Overcoming Limitations in Impedance Flow Cytometry
Impedance flow cytometry can be an amazing tool for quickly analyzing a wide variety of cells suspended in a fluid. It has been significantly challenged by high sensitivity and high signal variability. It was these potential obstacles that the NAIST team hoped to get around by incorporating an adjustable microchannel height into their new platform.
Considering the importance of impedance signals measurement, the researchers employed original and adjustable design of the microchannel height. By decreasing the channel height to one third, the researchers reached a striking three times amplification of the impedance signal. This improvement is critical for precise analysis, especially when distinguishing between cells that could be just a few pixels apart.

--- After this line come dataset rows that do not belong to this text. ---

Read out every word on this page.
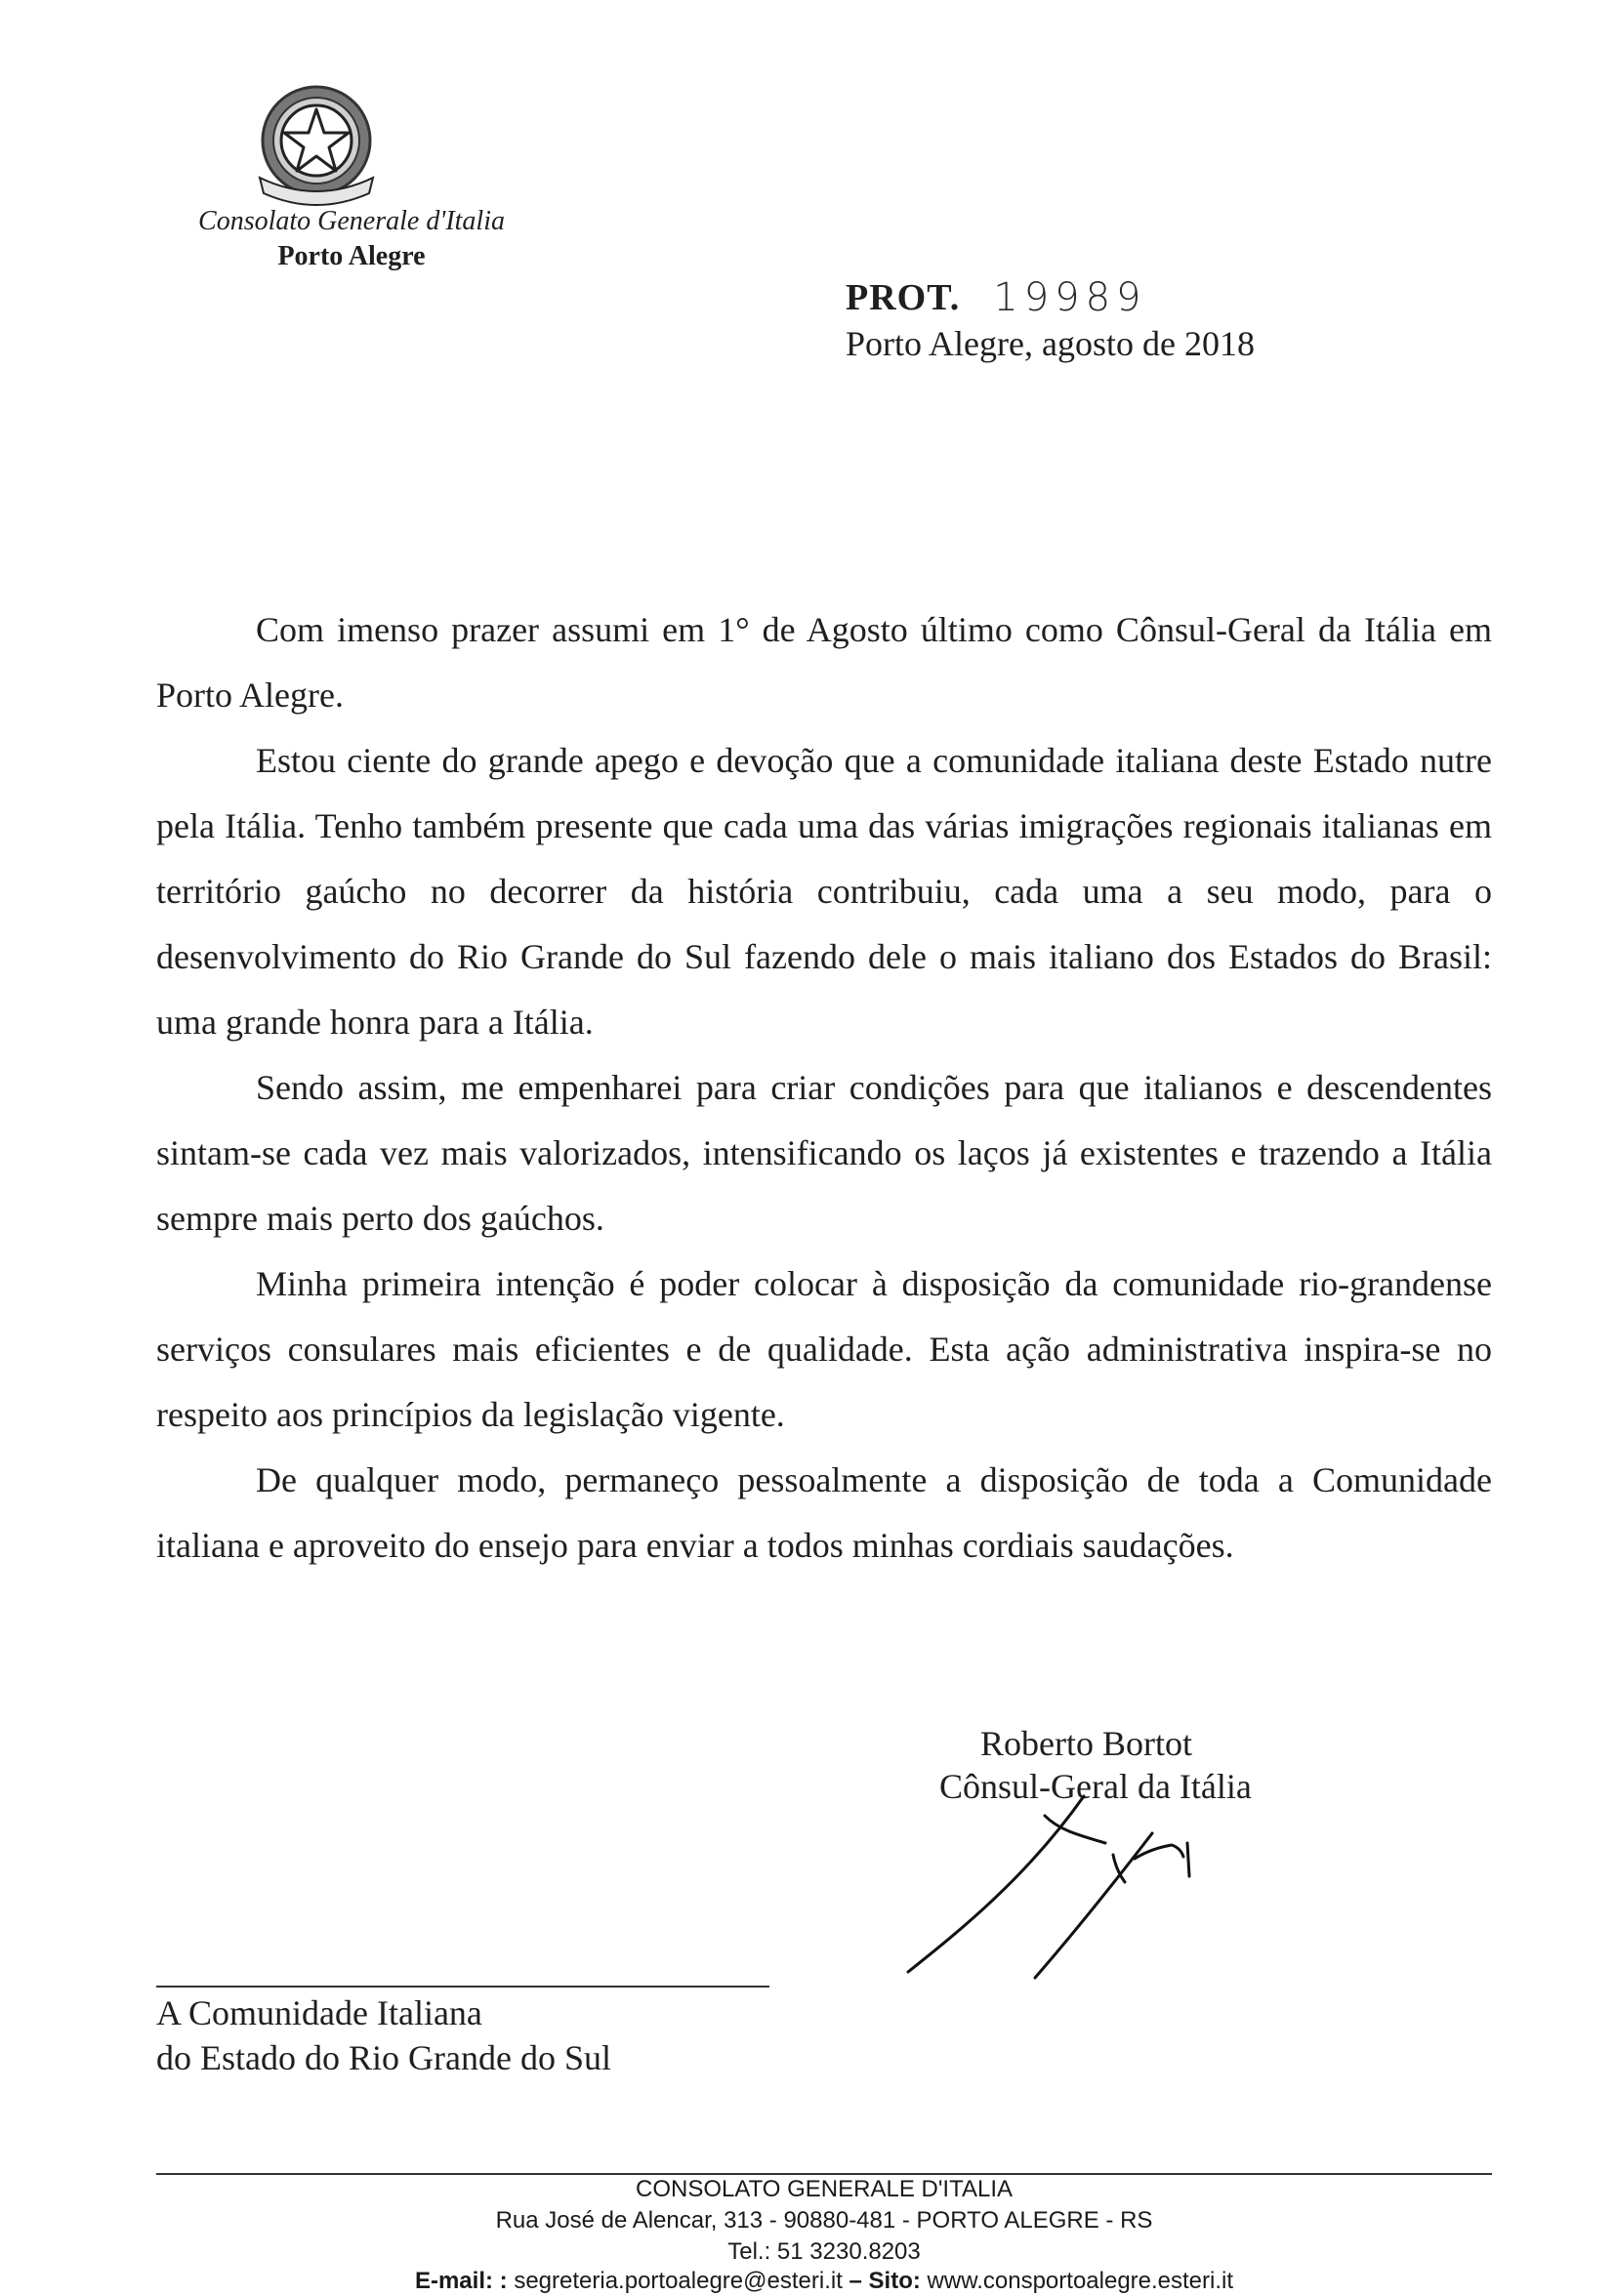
Consolato Generale d'Italia
Porto Alegre
PROT. 19989
Porto Alegre, agosto de 2018

Com imenso prazer assumi em 1° de Agosto último como Cônsul-Geral da Itália em Porto Alegre.

Estou ciente do grande apego e devoção que a comunidade italiana deste Estado nutre pela Itália. Tenho também presente que cada uma das várias imigrações regionais italianas em território gaúcho no decorrer da história contribuiu, cada uma a seu modo, para o desenvolvimento do Rio Grande do Sul fazendo dele o mais italiano dos Estados do Brasil: uma grande honra para a Itália.

Sendo assim, me empenharei para criar condições para que italianos e descendentes sintam-se cada vez mais valorizados, intensificando os laços já existentes e trazendo a Itália sempre mais perto dos gaúchos.

Minha primeira intenção é poder colocar à disposição da comunidade rio-grandense serviços consulares mais eficientes e de qualidade. Esta ação administrativa inspira-se no respeito aos princípios da legislação vigente.

De qualquer modo, permaneço pessoalmente a disposição de toda a Comunidade italiana e aproveito do ensejo para enviar a todos minhas cordiais saudações.

Roberto Bortot
Cônsul-Geral da Itália
A Comunidade Italiana
do Estado do Rio Grande do Sul
CONSOLATO GENERALE D'ITALIA
Rua José de Alencar, 313 - 90880-481 - PORTO ALEGRE - RS
Tel.: 51 3230.8203
E-mail: : segreteria.portoalegre@esteri.it – Sito: www.consportoalegre.esteri.it
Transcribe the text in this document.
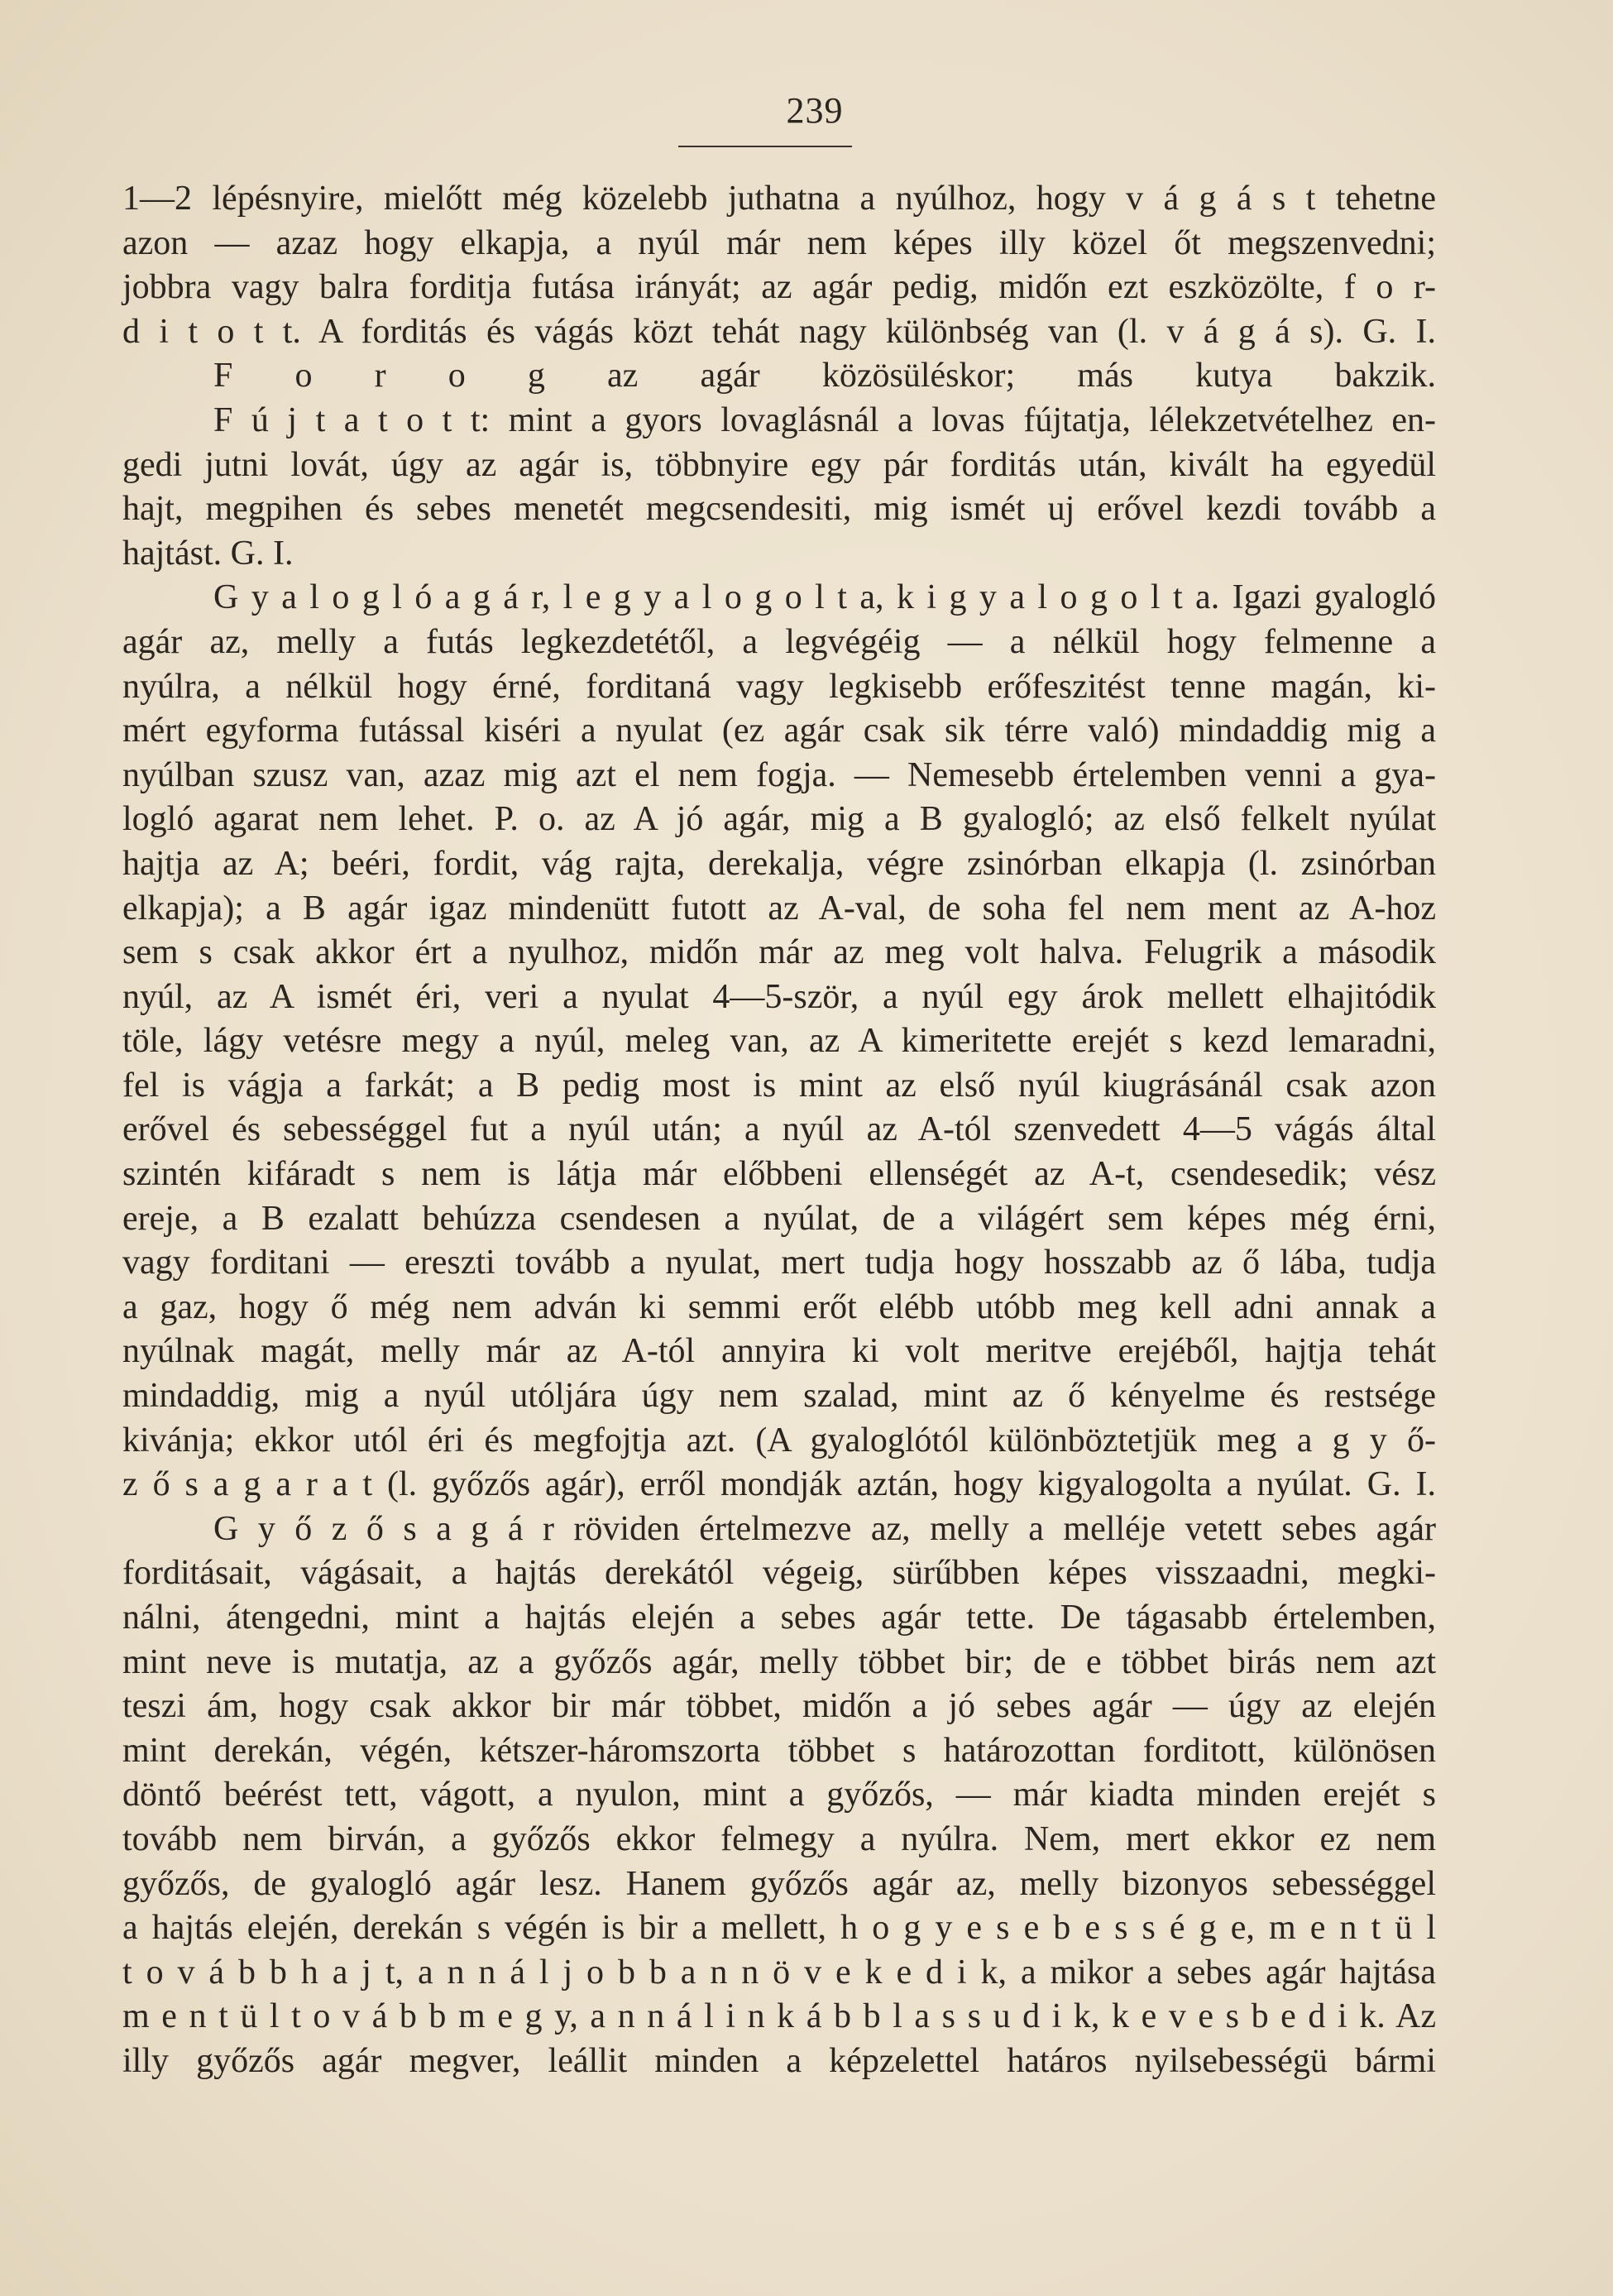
239
1—2 lépésnyire, mielőtt még közelebb juthatna a nyúlhoz, hogy v á g á s t tehetne
azon — azaz hogy elkapja, a nyúl már nem képes illy közel őt megszenvedni;
jobbra vagy balra forditja futása irányát; az agár pedig, midőn ezt eszközölte, f o r-
d i t o t t. A forditás és vágás közt tehát nagy különbség van (l. v á g á s). G. I.
F o r o g az agár közösüléskor; más kutya bakzik.
F ú j t a t o t t: mint a gyors lovaglásnál a lovas fújtatja, lélekzetvételhez en-
gedi jutni lovát, úgy az agár is, többnyire egy pár forditás után, kivált ha egyedül
hajt, megpihen és sebes menetét megcsendesiti, mig ismét uj erővel kezdi tovább a
hajtást. G. I.
G y a l o g l ó a g á r, l e g y a l o g o l t a, k i g y a l o g o l t a. Igazi gyalogló
agár az, melly a futás legkezdetétől, a legvégéig — a nélkül hogy felmenne a
nyúlra, a nélkül hogy érné, forditaná vagy legkisebb erőfeszitést tenne magán, ki-
mért egyforma futással kiséri a nyulat (ez agár csak sik térre való) mindaddig mig a
nyúlban szusz van, azaz mig azt el nem fogja. — Nemesebb értelemben venni a gya-
logló agarat nem lehet. P. o. az A jó agár, mig a B gyalogló; az első felkelt nyúlat
hajtja az A; beéri, fordit, vág rajta, derekalja, végre zsinórban elkapja (l. zsinórban
elkapja); a B agár igaz mindenütt futott az A-val, de soha fel nem ment az A-hoz
sem s csak akkor ért a nyulhoz, midőn már az meg volt halva. Felugrik a második
nyúl, az A ismét éri, veri a nyulat 4—5-ször, a nyúl egy árok mellett elhajitódik
töle, lágy vetésre megy a nyúl, meleg van, az A kimeritette erejét s kezd lemaradni,
fel is vágja a farkát; a B pedig most is mint az első nyúl kiugrásánál csak azon
erővel és sebességgel fut a nyúl után; a nyúl az A-tól szenvedett 4—5 vágás által
szintén kifáradt s nem is látja már előbbeni ellenségét az A-t, csendesedik; vész
ereje, a B ezalatt behúzza csendesen a nyúlat, de a világért sem képes még érni,
vagy forditani — ereszti tovább a nyulat, mert tudja hogy hosszabb az ő lába, tudja
a gaz, hogy ő még nem adván ki semmi erőt elébb utóbb meg kell adni annak a
nyúlnak magát, melly már az A-tól annyira ki volt meritve erejéből, hajtja tehát
mindaddig, mig a nyúl utóljára úgy nem szalad, mint az ő kényelme és restsége
kivánja; ekkor utól éri és megfojtja azt. (A gyaloglótól különböztetjük meg a g y ő-
z ő s a g a r a t (l. győzős agár), erről mondják aztán, hogy kigyalogolta a nyúlat. G. I.
G y ő z ő s a g á r röviden értelmezve az, melly a melléje vetett sebes agár
forditásait, vágásait, a hajtás derekától végeig, sürűbben képes visszaadni, megki-
nálni, átengedni, mint a hajtás elején a sebes agár tette. De tágasabb értelemben,
mint neve is mutatja, az a győzős agár, melly többet bir; de e többet birás nem azt
teszi ám, hogy csak akkor bir már többet, midőn a jó sebes agár — úgy az elején
mint derekán, végén, kétszer-háromszorta többet s határozottan forditott, különösen
döntő beérést tett, vágott, a nyulon, mint a győzős, — már kiadta minden erejét s
tovább nem birván, a győzős ekkor felmegy a nyúlra. Nem, mert ekkor ez nem
győzős, de gyalogló agár lesz. Hanem győzős agár az, melly bizonyos sebességgel
a hajtás elején, derekán s végén is bir a mellett, h o g y e s e b e s s é g e, m e n t ü l
t o v á b b h a j t, a n n á l j o b b a n n ö v e k e d i k, a mikor a sebes agár hajtása
m e n t ü l t o v á b b m e g y, a n n á l i n k á b b l a s s u d i k, k e v e s b e d i k. Az
illy győzős agár megver, leállit minden a képzelettel határos nyilsebességü bármi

Innovative Design and Functionality
The microfluidic channel created by the research team is only 30 micrometers tall. All to say, that this relatively narrow dimension is key for powerful and efficient cell analysis. To tune the channel height, the team carried out in situ manipulations with a thin-tipped probe. This design gives them a large area to press against the top of the microfluidic channel.
By fine-tuning the vertical position of this probe, they can quickly and accurately modify the microchannel height on-the-fly. This modeling feature increases the system’s sensitivity. That means researchers can cut down on signal variability by 50%. These enhancements are intended to further the biomedical and clinical applications of impedance flow cytometry across a wide array of biological and medical disciplines.
Implications for Future Research
The progress achieved by this research group lays the groundwork for better cellular analysis methodologies that can be further tuned to their desired application. Separating out hundreds of different cell types at high resolution is an important task in many disciplines. This covers crucial fields such as immunology and cancer research.
The low-cost nature of this highly innovative platform serves to guarantee its use and adoption with a greater diversity of laboratories. This research has the potential to have a profound impact on how researchers conduct flow cytometry studies worldwide. It will facilitate higher quality and more expeditious experimental results.